Wiener-Khinchin theorem for Fourier-Laplace transformation; new derivation, and application to molecular simulations

The Wiener-Khinchin theorem for Fourier-Laplace transformation (WKT-FLT) provides a general purpose method to calculate numerically the one-sided Fourier transformation of an arbitrary autocorrelation function (ACF) from molecular simulations. However, the existing derivation of the WKT-FLT equation includes some ambiguities. Moreover, the equation obtained always yields 2 artifacts in the data computed. In this work, we present a new derivation that eliminates these ambiguities and artifacts.

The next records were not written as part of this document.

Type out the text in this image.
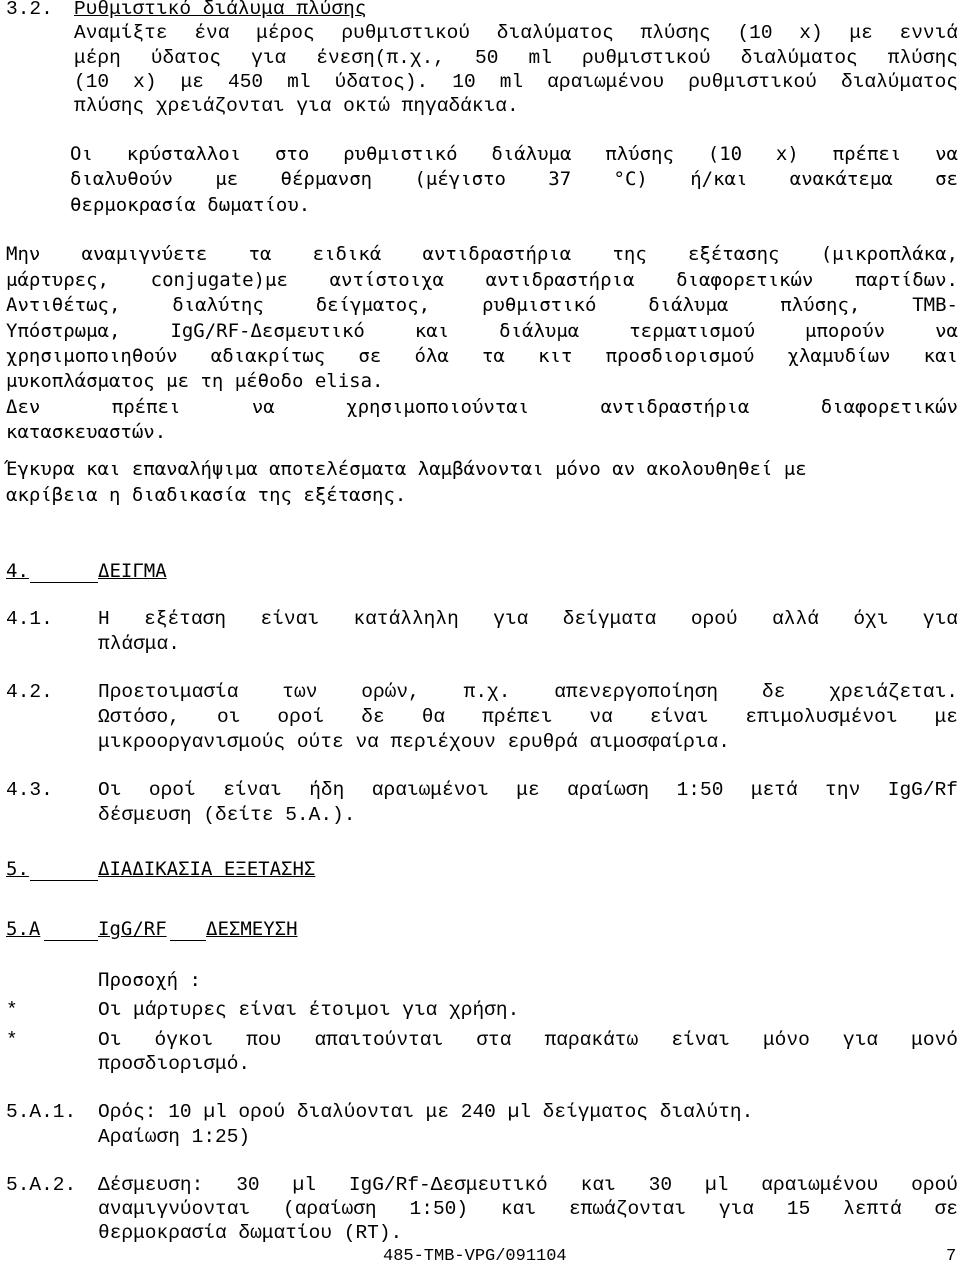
3.2. Ρυθμιστικό διάλυμα πλύσης
Αναμίξτε ένα μέρος ρυθμιστικού διαλύματος πλύσης (10 x) με εννιά
μέρη ύδατος για ένεση(π.χ., 50 ml ρυθμιστικού διαλύματος πλύσης
(10 x) με 450 ml ύδατος). 10 ml αραιωμένου ρυθμιστικού διαλύματος
πλύσης χρειάζονται για οκτώ πηγαδάκια.
Οι κρύσταλλοι στο ρυθμιστικό διάλυμα πλύσης (10 x) πρέπει να
διαλυθούν με θέρμανση (μέγιστο 37 °C) ή/και ανακάτεμα σε
θερμοκρασία δωματίου.
Μην αναμιγνύετε τα ειδικά αντιδραστήρια της εξέτασης (μικροπλάκα,
μάρτυρες, conjugate)με αντίστοιχα αντιδραστήρια διαφορετικών παρτίδων.
Αντιθέτως, διαλύτης δείγματος, ρυθμιστικό διάλυμα πλύσης, TMB-
Υπόστρωμα, IgG/RF-Δεσμευτικό και διάλυμα τερματισμού μπορούν να
χρησιμοποιηθούν αδιακρίτως σε όλα τα κιτ προσδιορισμού χλαμυδίων και
μυκοπλάσματος με τη μέθοδο elisa.
Δεν πρέπει να χρησιμοποιούνται αντιδραστήρια διαφορετικών
κατασκευαστών.
Έγκυρα και επαναλήψιμα αποτελέσματα λαμβάνονται μόνο αν ακολουθηθεί με
ακρίβεια η διαδικασία της εξέτασης.
4.	ΔΕΙΓΜΑ
4.1. Η εξέταση είναι κατάλληλη για δείγματα ορού αλλά όχι για
πλάσμα.
4.2. Προετοιμασία των ορών, π.χ. απενεργοποίηση δε χρειάζεται.
Ωστόσο, οι οροί δε θα πρέπει να είναι επιμολυσμένοι με
μικροοργανισμούς ούτε να περιέχουν ερυθρά αιμοσφαίρια.
4.3. Οι οροί είναι ήδη αραιωμένοι με αραίωση 1:50 μετά την IgG/Rf
δέσμευση (δείτε 5.Α.).
5.	ΔΙΑΔΙΚΑΣΙΑ ΕΞΕΤΑΣΗΣ
5.A	IgG/RF ΔΕΣΜΕΥΣΗ
Προσοχή :
*	Οι μάρτυρες είναι έτοιμοι για χρήση.
*	Οι όγκοι που απαιτούνται στα παρακάτω είναι μόνο για μονό
προσδιορισμό.
5.Α.1. Ορός: 10 µl ορού διαλύονται με 240 µl δείγματος διαλύτη.
Αραίωση 1:25)
5.Α.2. Δέσμευση: 30 µl IgG/Rf-Δεσμευτικό και 30 µl αραιωμένου ορού
αναμιγνύονται (αραίωση 1:50) και επωάζονται για 15 λεπτά σε
θερμοκρασία δωματίου (RT).
485-TMB-VPG/091104	7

We define an ACF as a natural extension of the known ACF, and write its Fourier-Laplace transformation as the Fourier transformation of the product of the Heaviside unit step function and the ACF. As the result, we successfully obtain an equation for the WKT-FLT. Then, we discretized the WKT-FLT equation to compute the frequency-domain correlation function (FDCF) from numerical simulations. It is found that a correction term is needed in order to avoid over-counting and to satisfy the sum rule. With the correction term, an artifact previously observed in the real part of the FDCF disappears. On the other hand, another artifact still remains in the imaginary part of the FDCF. We will discuss the cause of this artifact.